May 2014: Seoul, South Korea

Pushing through the heavy glass lobby doors into the cool, misty morning the sounds of the city awakening are light on my ears. A few cabs are on the street and the five way intersection at the bottom of the hill is not yet congested with the commuter’s cacophony.
In search of morning coffee and I turn right and follow the path past the temple built behind the hotel. The dirt paths on the temple grounds have been recently raked and await the tread of today’s traveler. I don’t walk through the temple grounds but stay on the path that leads past the temple and through the pines to a stairway leading down. At the bottom of the steps I can hear traffic noise echo through the narrow canyon between the buildings. I follow the sound to the main road.
I am seized with an awareness that this is no ordinary day. The gentle light of this dawn touches the square before me and illuminates the yellow strips of cloth as they wave in the morning breeze. They are tied to the posts of the white tents set up between the building and Seoul Plaza. They are tied to the guide wires staked in the ground, to the trees and to the many poles erected just for the ribbons. Students are painting images of the victims onto a long canvas banner laid across the ground. Bulletin boards have messages and drawings overlapping each other, layering the sorrow of the country with each addition. Tables hold black markers and yellow strips so that visitors can add their own messages to flutter in the sorrowful breeze. Little yellow boats are stuck into the moist dirt.
This is Children’s day and it’s also an official day of mourning for the Seoul ferry disaster that claimed the treasure of this nation; almost 300 children who were raised to be obedient were taken to their death as the ferry sank and the crew left them behind after announcing that they should stay in their cabins to be safe. A large sign hangs on the City Hall building apologizing to the victims.

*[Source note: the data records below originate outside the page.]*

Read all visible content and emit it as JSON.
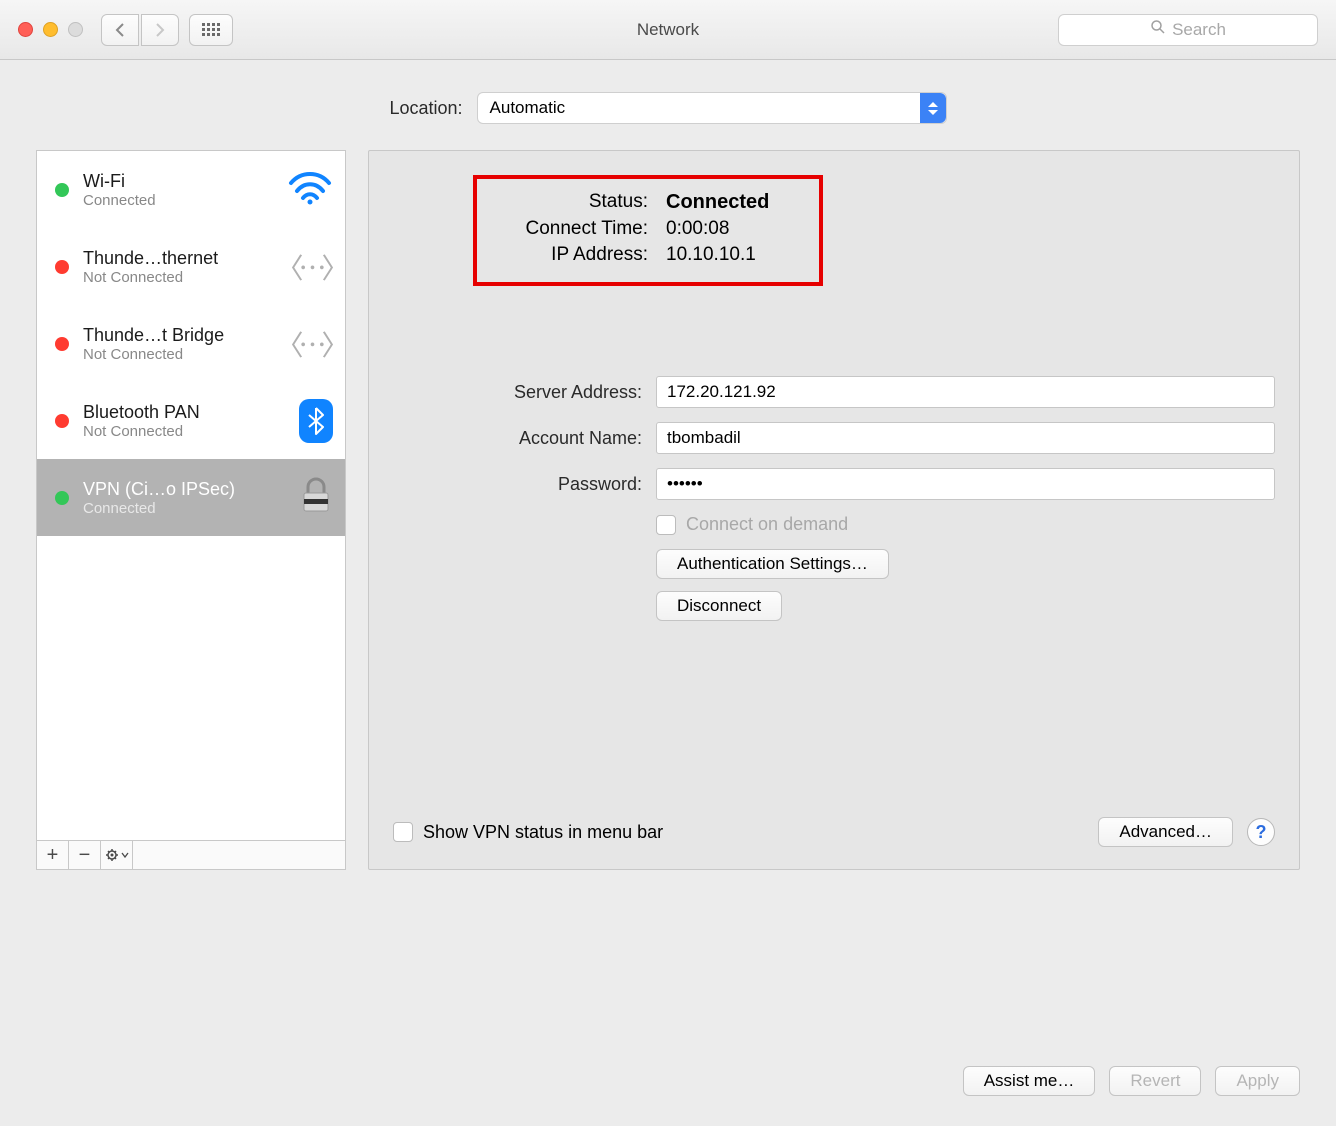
{
  "window": {
    "title": "Network"
  },
  "search": {
    "placeholder": "Search"
  },
  "location": {
    "label": "Location:",
    "value": "Automatic"
  },
  "sidebar": {
    "items": [
      {
        "name": "Wi-Fi",
        "status": "Connected",
        "dot": "green",
        "icon": "wifi"
      },
      {
        "name": "Thunde…thernet",
        "status": "Not Connected",
        "dot": "red",
        "icon": "eth"
      },
      {
        "name": "Thunde…t Bridge",
        "status": "Not Connected",
        "dot": "red",
        "icon": "eth"
      },
      {
        "name": "Bluetooth PAN",
        "status": "Not Connected",
        "dot": "red",
        "icon": "bt"
      },
      {
        "name": "VPN (Ci…o IPSec)",
        "status": "Connected",
        "dot": "green",
        "icon": "lock",
        "selected": true
      }
    ],
    "footer": {
      "plus": "+",
      "minus": "−",
      "gear": "⚙︎▾"
    }
  },
  "status": {
    "status_label": "Status:",
    "status_value": "Connected",
    "time_label": "Connect Time:",
    "time_value": "0:00:08",
    "ip_label": "IP Address:",
    "ip_value": "10.10.10.1"
  },
  "form": {
    "server_label": "Server Address:",
    "server_value": "172.20.121.92",
    "account_label": "Account Name:",
    "account_value": "tbombadil",
    "password_label": "Password:",
    "password_value": "••••••",
    "cod_label": "Connect on demand",
    "auth_btn": "Authentication Settings…",
    "disconnect_btn": "Disconnect"
  },
  "bottom": {
    "show_vpn": "Show VPN status in menu bar",
    "advanced": "Advanced…",
    "help": "?"
  },
  "actions": {
    "assist": "Assist me…",
    "revert": "Revert",
    "apply": "Apply"
  }
}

It’s exceptionally quiet as I walk through the plaza. Soon, people will be lining up to place a white Chrysanthemum on an altar in remembrance of those who died.
I walk through the plaza and absorb the grief; I am in tears as I read the messages and pictures around me. My hunt for coffee is forgotten as I stay a little longer to reflect on the lives lost and the living whose strength are reflected in the respectful messages of mourning.